如此直白地提问,换个心态不好的,早就控制不住自己的表情了。
但元修却是个心态顶好的,他冷冷道:“国库庞大,运输不易,且容易留下马脚。我觉得,国库应该还在京城里,挖地三尺必能找到。”
真是个狠人。
林雪竹努力控制着自己,保持淡漠的神色。
真要在京城里挖地三尺,那还不得搞得鸡犬不宁。
国库失窃这件事,怕是要天下皆知了。
文越世子紧盯元修神色,却什么都没看出来。
他不死心,继续道:“京中虽未挖地三尺,不过也差不多了。皇上借追查官员失窃财物的旗号,已把京中翻了个底朝天。可不仅没有半点国库的影子,甚至连那些官员失窃的物品也没找回来。”
“哦?官员也有失窃的?”元修故作不知道。
文越世子眯了眯眼,“和国库失窃几乎是同时。”
元修淡定地说:“如此说来,我倒不觉得这是人为了。什么人能有如此大的本事,难不成是仙人下凡吗?”
他浑不在意地笑笑,颇有种隔岸观火的意味。
文越世子道:“这天下,除了皇上之外,最得民心的怕就是叔叔你了。
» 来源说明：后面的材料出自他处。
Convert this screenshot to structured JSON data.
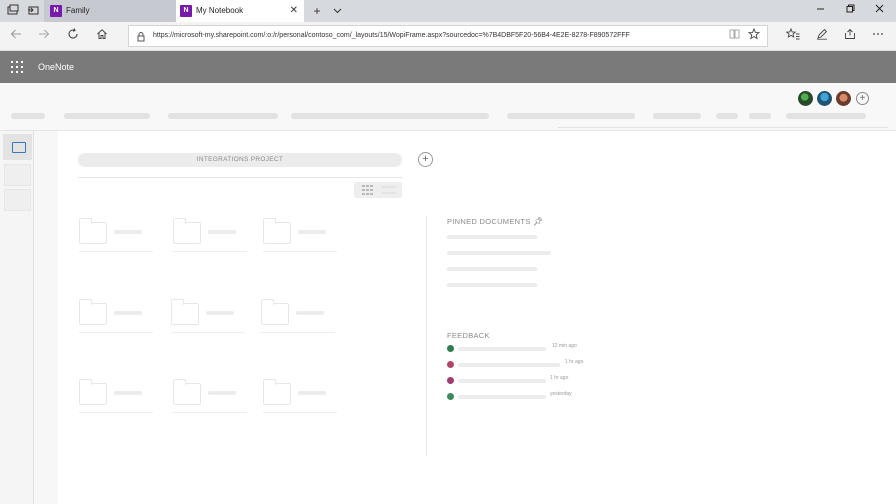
{
  "browser": {
    "tabs": [
      {
        "title": "Family",
        "active": false,
        "icon": "onenote-icon"
      },
      {
        "title": "My Notebook",
        "active": true,
        "icon": "onenote-icon"
      }
    ],
    "tab_icon_letter": "N",
    "url": "https://microsoft-my.sharepoint.com/:o:/r/personal/contoso_com/_layouts/15/WopiFrame.aspx?sourcedoc=%7B4DBF5F20-56B4-4E2E-8278-F890572FFF",
    "window_controls": [
      "minimize",
      "restore",
      "close"
    ]
  },
  "app": {
    "name": "OneNote"
  },
  "workspace": {
    "project_title": "INTEGRATIONS PROJECT",
    "pinned_title": "PINNED DOCUMENTS",
    "feedback_title": "FEEDBACK",
    "feedback": [
      {
        "time": "12 min ago",
        "color": "#2e7d4f"
      },
      {
        "time": "1 hr ago",
        "color": "#b0456b"
      },
      {
        "time": "1 hr ago",
        "color": "#9c3d6e"
      },
      {
        "time": "yesterday",
        "color": "#3a8a5c"
      }
    ]
  },
  "colors": {
    "appbar": "#7a7a7a",
    "onenote": "#7719aa",
    "tabbar": "#d6d9de"
  }
}
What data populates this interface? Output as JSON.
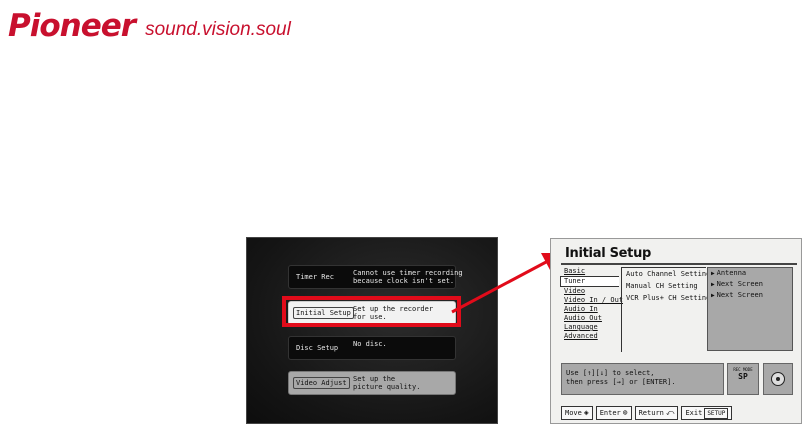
{
  "brand": {
    "logo": "Pioneer",
    "tagline": "sound.vision.soul",
    "color": "#c8102e"
  },
  "home_menu": {
    "items": [
      {
        "key": "Timer Rec",
        "desc": "Cannot use timer recording\nbecause clock isn't set."
      },
      {
        "key": "Initial Setup",
        "desc": "Set up the recorder\nfor use."
      },
      {
        "key": "Disc Setup",
        "desc": "No disc."
      },
      {
        "key": "Video Adjust",
        "desc": "Set up the\npicture quality."
      }
    ],
    "highlight_color": "#e10b1a"
  },
  "initial_setup": {
    "title": "Initial Setup",
    "categories": [
      "Basic",
      "Tuner",
      "Video",
      "Video In / Out",
      "Audio In",
      "Audio Out",
      "Language",
      "Advanced"
    ],
    "selected_category": "Tuner",
    "options": [
      "Auto Channel Setting",
      "Manual CH Setting",
      "VCR Plus+ CH Setting"
    ],
    "suboptions": [
      "Antenna",
      "Next Screen",
      "Next Screen"
    ],
    "help_text": "Use [↑][↓] to select,\nthen press [→] or [ENTER].",
    "rec_mode_label": "REC MODE",
    "rec_mode_value": "SP",
    "nav": [
      {
        "label": "Move",
        "icon": "arrows-icon"
      },
      {
        "label": "Enter",
        "icon": "enter-icon"
      },
      {
        "label": "Return",
        "icon": "return-icon"
      },
      {
        "label": "Exit",
        "icon": "setup-key",
        "key": "SETUP"
      }
    ]
  },
  "arrow_color": "#e10b1a"
}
而盗空国库这种事,显然一个人是做不成的,须得有数不清的帮手才行。”
“世子慎言!”不待元修开口,林雪竹先扔了筷子。
文越世子听见动静,诧异地望向林雪竹。
林雪竹冷了神色,毫不客气地说:“世子与我夫君有何深仇大恨?为何言语之间处处针对?若世子想要了我夫君的命,大可以在这饭菜里下点毒药,反正我夫君一介罪人,也无法反抗。”
文越世子一时语塞,不由得细细打量了林雪竹一番。
这位婶婶,长了张好伶俐的嘴。
文越世子讪讪一笑,解释道:“婶婶别误会,小侄这次来,只为查粮价,并不为其他。至于刚刚小侄与叔叔婶婶说的话,只是寻常寒暄,必传不到第四个人耳中。”
他以为,他这么解释,林雪竹便无话可说了。
毕竟,他生长的环境,大家不是揣着明白装糊涂,就是揣着糊涂装明白。
凡事只要有个解释,为顾及双方颜面,往往都会得过且过。
只没想到,林雪竹却不是他所熟知的那种性格。